Spiritual and emotional breakthroughs remain relevant themes on Overgrown. Sole addresses these topics by opening up to the listener, exposing her emotional and spiritual struggles much like the bare cheekbone of the album’s cover art. On “Achilles,” Sole raps with enough vulnerability to elicit tears, as she speaks candidly about being sexually assaulted by a relative. More heart-wrenching than hearing about the incident itself is the way Sole unpacks the fallout of this traumatic event, detailing the ways in which her trauma took away the physical and emotional pleasures of intimacy: “And every person represents your next potential blow / So I couldn’t let him touch me, couldn’t let her close”; as well as her struggle to find solace or relief in religion and faith: “I prayed for a sign, but all that came was some shame”.
In the aforementioned Billboard interview, Sole briefly discussed being raised in a religious community in her hometown of Charlotte, North Carolina, and her struggle to reconcile traditionalist teachings with her reality and her queerness. “Trying to figure out where I fit within the church community, it was clear to me that I wouldn’t be able to,” she said. This understanding elevates the poignancy of certain verses on the song “Parables,” where she raps lines like “Preacher say I’m a Jezebel, thinking he might be right,” or “When I talk about God, I get the skeptical looks.”
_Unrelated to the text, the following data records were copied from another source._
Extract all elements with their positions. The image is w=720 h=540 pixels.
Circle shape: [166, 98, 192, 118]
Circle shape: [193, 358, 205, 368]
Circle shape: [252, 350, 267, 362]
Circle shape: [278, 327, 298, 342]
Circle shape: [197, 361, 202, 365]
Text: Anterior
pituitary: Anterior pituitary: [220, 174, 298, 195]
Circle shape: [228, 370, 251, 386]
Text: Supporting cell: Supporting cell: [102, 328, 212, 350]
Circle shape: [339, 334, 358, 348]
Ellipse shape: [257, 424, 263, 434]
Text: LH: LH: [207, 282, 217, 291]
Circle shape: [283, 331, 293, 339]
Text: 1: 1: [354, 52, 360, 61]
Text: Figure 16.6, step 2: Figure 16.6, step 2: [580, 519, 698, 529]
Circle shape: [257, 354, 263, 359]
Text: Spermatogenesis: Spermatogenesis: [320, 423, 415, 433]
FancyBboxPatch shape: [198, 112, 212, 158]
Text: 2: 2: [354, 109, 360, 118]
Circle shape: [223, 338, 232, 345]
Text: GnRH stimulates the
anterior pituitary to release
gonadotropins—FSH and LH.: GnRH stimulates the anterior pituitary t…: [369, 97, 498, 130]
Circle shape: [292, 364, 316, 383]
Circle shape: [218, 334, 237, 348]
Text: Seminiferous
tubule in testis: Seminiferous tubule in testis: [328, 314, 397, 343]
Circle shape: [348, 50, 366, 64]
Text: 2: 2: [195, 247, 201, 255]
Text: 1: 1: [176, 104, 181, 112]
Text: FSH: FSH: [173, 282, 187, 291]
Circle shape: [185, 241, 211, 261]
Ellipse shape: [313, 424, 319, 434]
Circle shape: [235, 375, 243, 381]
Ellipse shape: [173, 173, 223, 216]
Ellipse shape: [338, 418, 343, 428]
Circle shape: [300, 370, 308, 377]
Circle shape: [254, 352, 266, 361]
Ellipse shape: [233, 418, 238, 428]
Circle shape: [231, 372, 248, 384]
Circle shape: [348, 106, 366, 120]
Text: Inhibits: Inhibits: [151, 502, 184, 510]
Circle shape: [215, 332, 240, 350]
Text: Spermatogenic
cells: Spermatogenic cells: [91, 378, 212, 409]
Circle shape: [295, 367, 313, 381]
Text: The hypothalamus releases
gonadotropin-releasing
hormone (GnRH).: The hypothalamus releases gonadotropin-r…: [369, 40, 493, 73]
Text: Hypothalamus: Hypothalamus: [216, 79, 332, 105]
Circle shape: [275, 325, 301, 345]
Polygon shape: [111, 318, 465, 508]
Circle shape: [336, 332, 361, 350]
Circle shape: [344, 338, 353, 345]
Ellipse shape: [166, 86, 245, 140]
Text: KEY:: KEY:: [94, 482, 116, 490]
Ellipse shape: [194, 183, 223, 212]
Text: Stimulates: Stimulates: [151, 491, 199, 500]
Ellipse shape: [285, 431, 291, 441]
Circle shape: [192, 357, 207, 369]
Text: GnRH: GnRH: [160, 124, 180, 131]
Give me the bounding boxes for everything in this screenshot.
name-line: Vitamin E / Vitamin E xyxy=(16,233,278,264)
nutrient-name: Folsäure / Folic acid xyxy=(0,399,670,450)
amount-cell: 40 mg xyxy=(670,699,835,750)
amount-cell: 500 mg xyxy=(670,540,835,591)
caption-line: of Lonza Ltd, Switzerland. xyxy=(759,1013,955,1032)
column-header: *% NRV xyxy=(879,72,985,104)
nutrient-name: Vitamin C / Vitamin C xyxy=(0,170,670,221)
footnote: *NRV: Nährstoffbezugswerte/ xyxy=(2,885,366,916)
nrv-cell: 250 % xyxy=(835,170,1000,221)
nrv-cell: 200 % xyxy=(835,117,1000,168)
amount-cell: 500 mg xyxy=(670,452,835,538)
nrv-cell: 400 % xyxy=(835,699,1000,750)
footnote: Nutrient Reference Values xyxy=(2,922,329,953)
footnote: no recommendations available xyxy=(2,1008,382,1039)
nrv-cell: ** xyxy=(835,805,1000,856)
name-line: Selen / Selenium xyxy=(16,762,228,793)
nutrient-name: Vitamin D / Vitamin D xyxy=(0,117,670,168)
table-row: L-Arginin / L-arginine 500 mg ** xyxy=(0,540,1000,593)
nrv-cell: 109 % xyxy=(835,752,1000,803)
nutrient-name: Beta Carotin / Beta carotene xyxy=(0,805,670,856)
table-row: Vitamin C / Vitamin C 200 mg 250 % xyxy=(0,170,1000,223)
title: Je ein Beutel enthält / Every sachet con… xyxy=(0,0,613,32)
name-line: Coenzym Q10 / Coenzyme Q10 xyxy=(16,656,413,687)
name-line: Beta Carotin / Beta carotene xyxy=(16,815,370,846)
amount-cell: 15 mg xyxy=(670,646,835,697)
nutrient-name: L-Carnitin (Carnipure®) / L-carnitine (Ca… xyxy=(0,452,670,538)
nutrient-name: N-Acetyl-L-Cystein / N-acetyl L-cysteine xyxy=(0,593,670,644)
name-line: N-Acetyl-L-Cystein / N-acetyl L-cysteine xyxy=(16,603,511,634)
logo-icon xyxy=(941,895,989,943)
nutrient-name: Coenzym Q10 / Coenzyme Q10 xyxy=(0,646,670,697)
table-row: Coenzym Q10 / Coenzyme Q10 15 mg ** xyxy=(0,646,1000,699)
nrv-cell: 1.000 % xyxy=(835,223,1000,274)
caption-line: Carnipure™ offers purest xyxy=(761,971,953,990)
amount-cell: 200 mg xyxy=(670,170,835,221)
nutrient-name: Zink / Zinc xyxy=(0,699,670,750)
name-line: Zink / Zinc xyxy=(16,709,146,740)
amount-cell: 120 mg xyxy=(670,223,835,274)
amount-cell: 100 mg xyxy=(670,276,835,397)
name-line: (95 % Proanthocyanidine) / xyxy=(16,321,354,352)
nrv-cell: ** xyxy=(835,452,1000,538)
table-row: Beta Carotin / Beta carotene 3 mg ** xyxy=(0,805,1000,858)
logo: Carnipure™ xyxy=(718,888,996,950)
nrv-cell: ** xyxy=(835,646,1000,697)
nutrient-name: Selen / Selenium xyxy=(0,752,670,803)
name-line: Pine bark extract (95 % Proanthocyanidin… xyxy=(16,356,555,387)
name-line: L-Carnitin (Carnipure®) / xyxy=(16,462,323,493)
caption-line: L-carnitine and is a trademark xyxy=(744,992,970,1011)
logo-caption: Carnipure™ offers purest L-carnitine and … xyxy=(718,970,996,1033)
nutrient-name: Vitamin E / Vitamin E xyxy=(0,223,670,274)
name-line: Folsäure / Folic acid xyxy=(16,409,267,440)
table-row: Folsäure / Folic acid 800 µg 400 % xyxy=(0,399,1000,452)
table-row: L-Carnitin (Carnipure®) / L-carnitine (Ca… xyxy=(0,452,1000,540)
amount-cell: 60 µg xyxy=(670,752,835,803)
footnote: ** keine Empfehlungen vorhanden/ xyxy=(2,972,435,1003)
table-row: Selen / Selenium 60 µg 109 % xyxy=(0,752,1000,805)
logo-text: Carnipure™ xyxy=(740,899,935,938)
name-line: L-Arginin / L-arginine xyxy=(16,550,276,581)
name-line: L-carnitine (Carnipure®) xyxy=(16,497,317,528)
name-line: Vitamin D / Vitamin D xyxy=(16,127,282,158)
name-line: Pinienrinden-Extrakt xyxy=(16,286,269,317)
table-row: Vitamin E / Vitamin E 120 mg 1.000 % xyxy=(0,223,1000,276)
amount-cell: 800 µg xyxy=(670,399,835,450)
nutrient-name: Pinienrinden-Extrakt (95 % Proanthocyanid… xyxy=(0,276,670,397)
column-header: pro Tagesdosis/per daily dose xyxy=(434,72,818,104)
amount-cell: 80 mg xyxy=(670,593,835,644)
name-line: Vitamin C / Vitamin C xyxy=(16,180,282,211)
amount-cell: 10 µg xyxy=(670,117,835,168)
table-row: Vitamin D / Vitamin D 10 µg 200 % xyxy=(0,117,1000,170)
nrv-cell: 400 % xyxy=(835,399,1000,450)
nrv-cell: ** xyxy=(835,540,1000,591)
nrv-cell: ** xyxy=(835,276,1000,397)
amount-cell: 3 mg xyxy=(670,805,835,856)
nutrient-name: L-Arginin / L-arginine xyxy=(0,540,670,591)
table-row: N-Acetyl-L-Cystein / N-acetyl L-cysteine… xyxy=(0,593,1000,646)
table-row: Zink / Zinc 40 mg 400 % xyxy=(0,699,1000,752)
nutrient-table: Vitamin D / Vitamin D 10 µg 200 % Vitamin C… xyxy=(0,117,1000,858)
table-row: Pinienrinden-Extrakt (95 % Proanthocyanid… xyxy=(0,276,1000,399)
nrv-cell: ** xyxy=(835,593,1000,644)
The introspective nature of this album extends itself to the more melodious tracks. It is in these moments that Ivy Sole’s gospel music background, a product of her being raised in the church, manifests itself. She sings with the intimacy and reverence of a worship song, even when the songs diverge into more worldly territory. Whether she’s addressing the emotional ups and downs of romantic relationships on “Roller Coaster,” or reflecting on moments of ecstasy on “Bones,” Sole’s soulful compositions encapsulate love and its expansive, often-erratic nature.
Though her career began only a couple of years ago, Ivy Sole’s sound is mature and refined, as if she’s been rapping for a decade. Overgrown has all the bearings of someone who, despite having lots of questions and a lot “more growing to do,” is not afraid to be honest and vulnerable. Balancing her welcoming voice and incredibly soul-baring lyrics, she delivers one of the year’s more intimate album experiences.